Ce que comprend réellement le coût d'un divorce à l'amiable

Le divorce par consentement mutuel (PCM) est souvent présenté comme la procédure la moins chère. C'est globalement vrai, mais encore faut-il savoir de quoi se compose la facture finale. Contrairement au divorce contentieux qui implique audiences, expertises et parfois plusieurs années de procédure, le divorce à l'amiable se règle hors tribunal depuis la réforme de 2017 — ce qui supprime les frais de greffe et réduit considérablement la durée globale.

En pratique, le coût d'un divorce amiable se décompose en trois grandes catégories : les honoraires d'avocat(s), les frais de notaire (obligatoires si vous avez des biens immobiliers ou si vous avez des enfants mineurs), et les frais annexes souvent oubliés (actes d'état civil, déplacements, frais de dossier en ligne, etc.).
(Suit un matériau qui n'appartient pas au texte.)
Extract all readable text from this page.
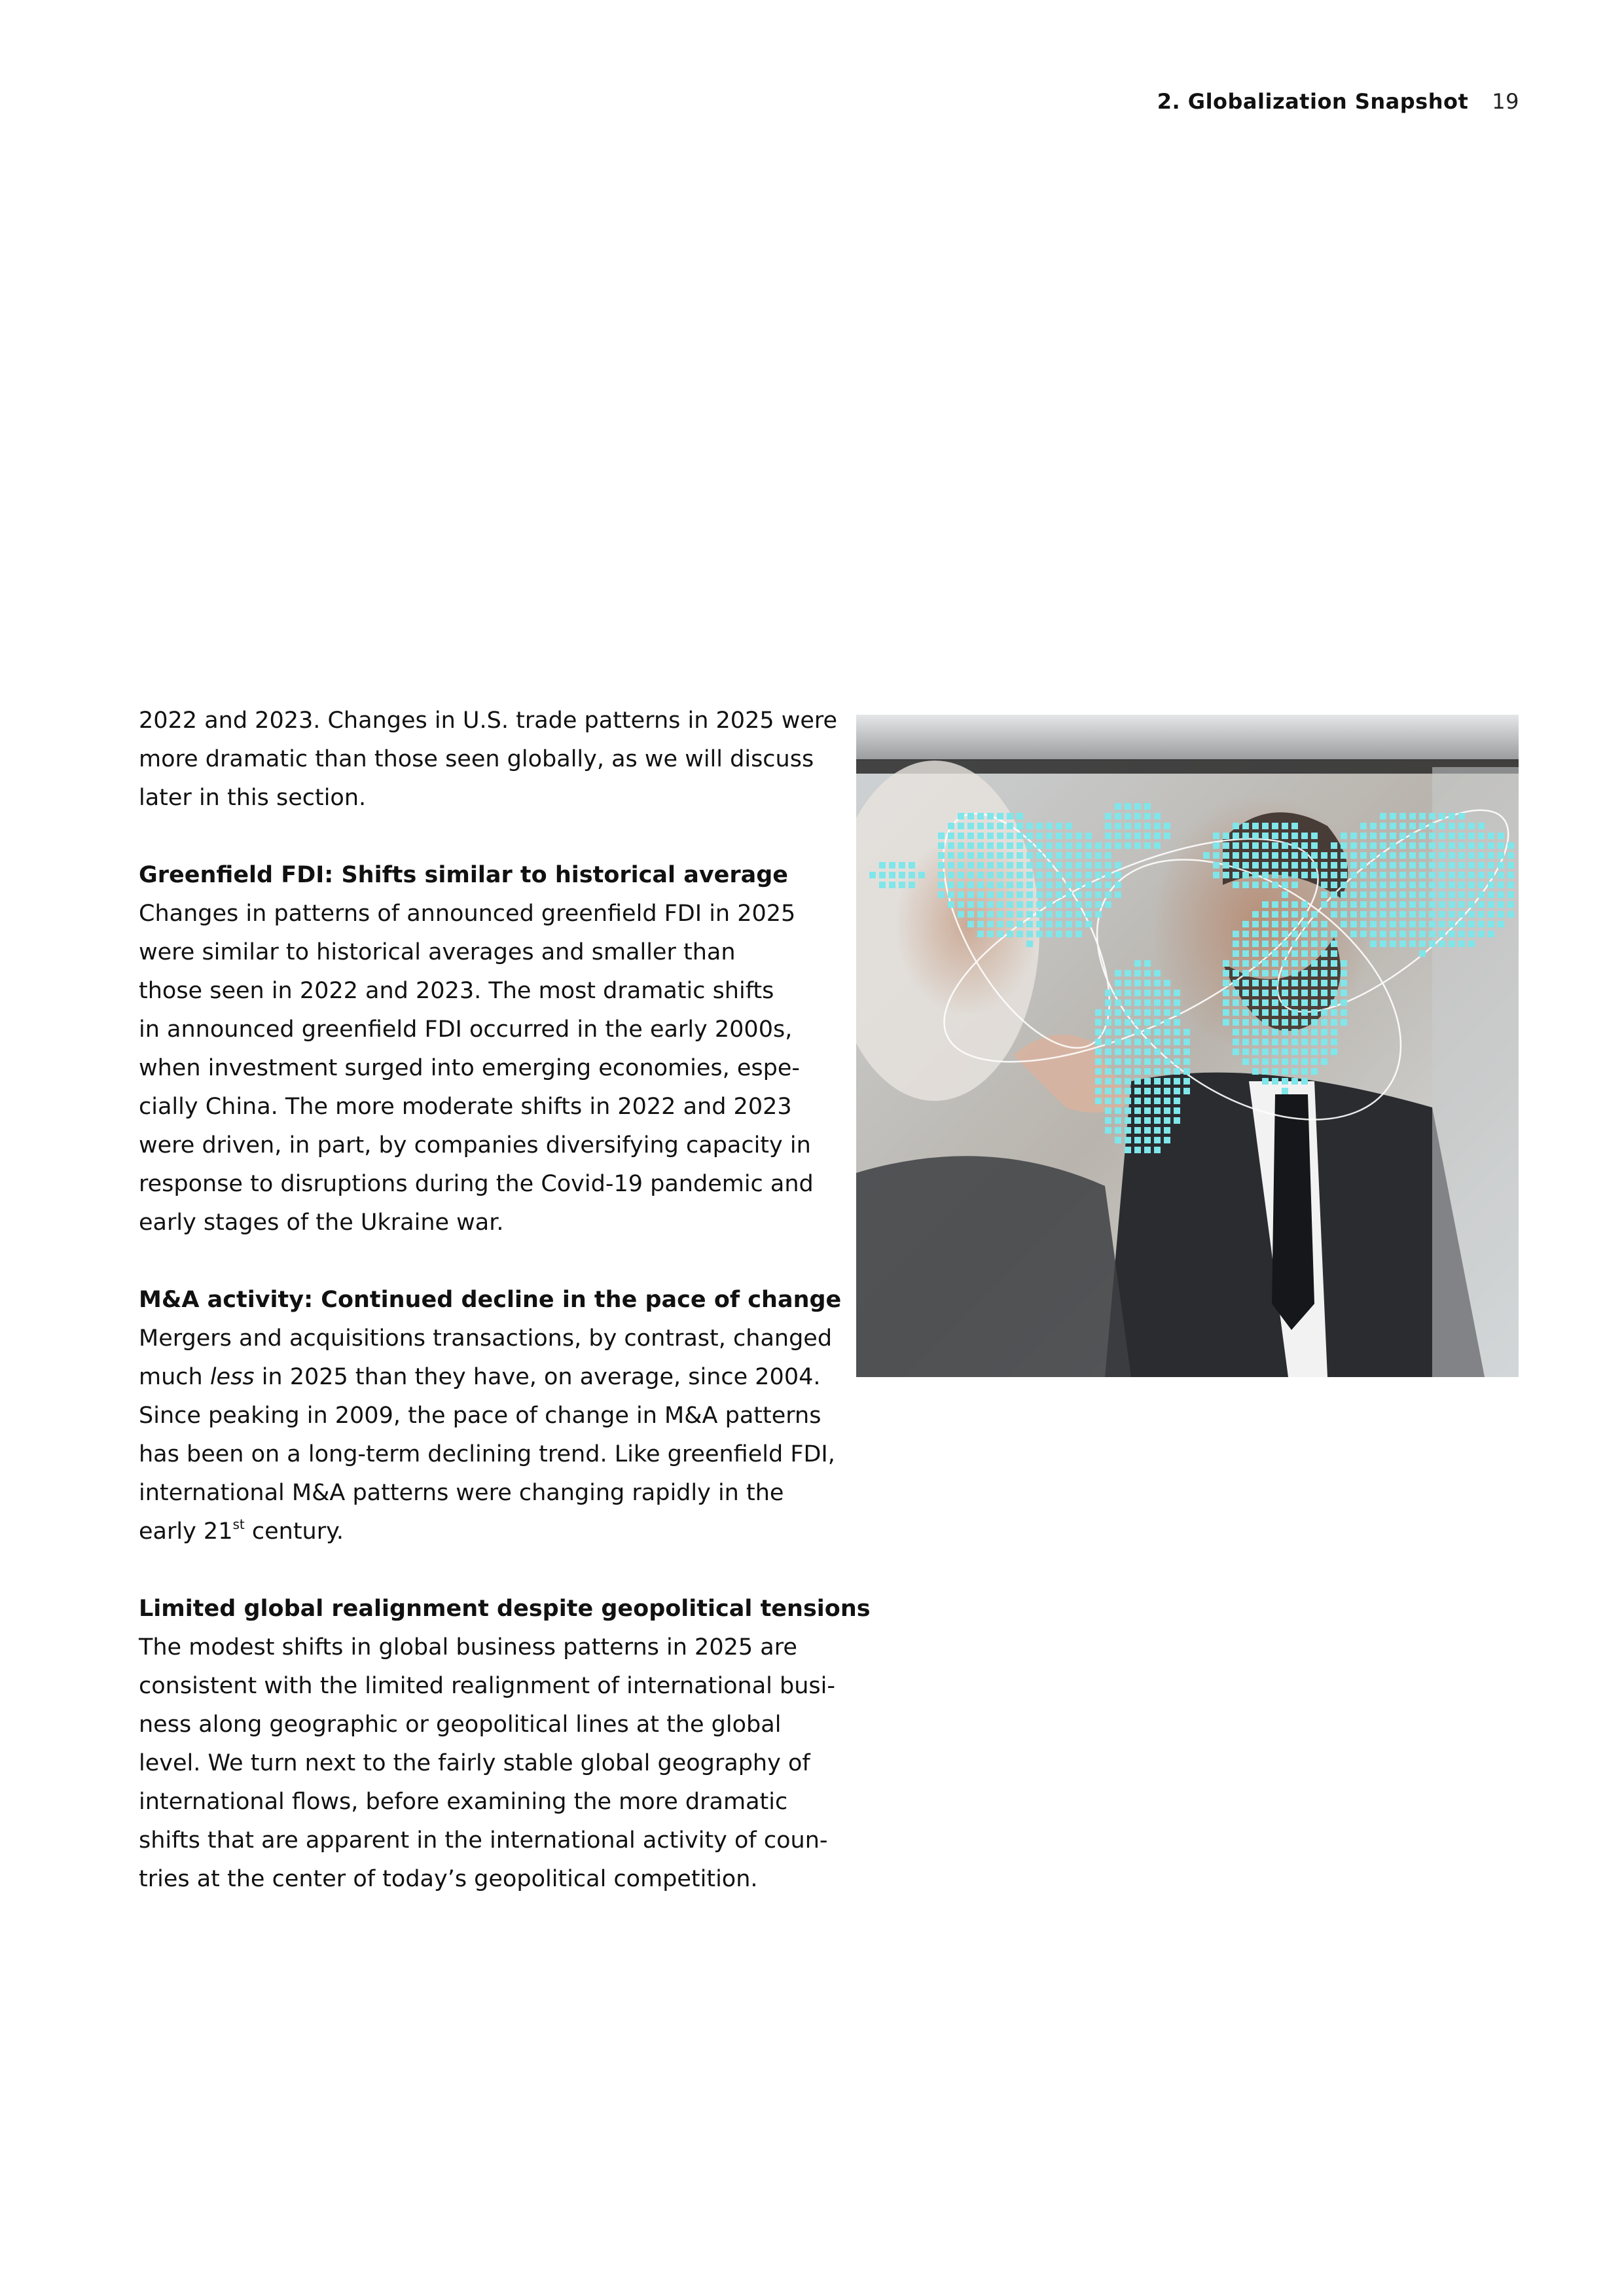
2. Globalization Snapshot 19

2022 and 2023. Changes in U.S. trade patterns in 2025 were
more dramatic than those seen globally, as we will discuss
later in this section.

Greenfield FDI: Shifts similar to historical average
Changes in patterns of announced greenfield FDI in 2025
were similar to historical averages and smaller than
those seen in 2022 and 2023. The most dramatic shifts
in announced greenfield FDI occurred in the early 2000s,
when investment surged into emerging economies, espe-
cially China. The more moderate shifts in 2022 and 2023
were driven, in part, by companies diversifying capacity in
response to disruptions during the Covid-19 pandemic and
early stages of the Ukraine war.

M&A activity: Continued decline in the pace of change
Mergers and acquisitions transactions, by contrast, changed
much less in 2025 than they have, on average, since 2004.
Since peaking in 2009, the pace of change in M&A patterns
has been on a long-term declining trend. Like greenfield FDI,
international M&A patterns were changing rapidly in the
early 21st century.

Limited global realignment despite geopolitical tensions
The modest shifts in global business patterns in 2025 are
consistent with the limited realignment of international busi-
ness along geographic or geopolitical lines at the global
level. We turn next to the fairly stable global geography of
international flows, before examining the more dramatic
shifts that are apparent in the international activity of coun-
tries at the center of today’s geopolitical competition.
Ignorer l'une de ces catégories aboutit systématiquement à des mauvaises surprises budgétaires.

En 2026, le coût total d'un divorce amiable varie de 1 000 € à 5 500 € selon la complexité du dossier, la présence d'un bien immobilier à partager et le cabinet choisi. Cette fourchette large s'explique par l'absence de tarifs réglementés pour les avocats : leurs honoraires sont libres et fixés par convention avec le client, conformément à l'article 10 de la loi du 31 décembre 1971.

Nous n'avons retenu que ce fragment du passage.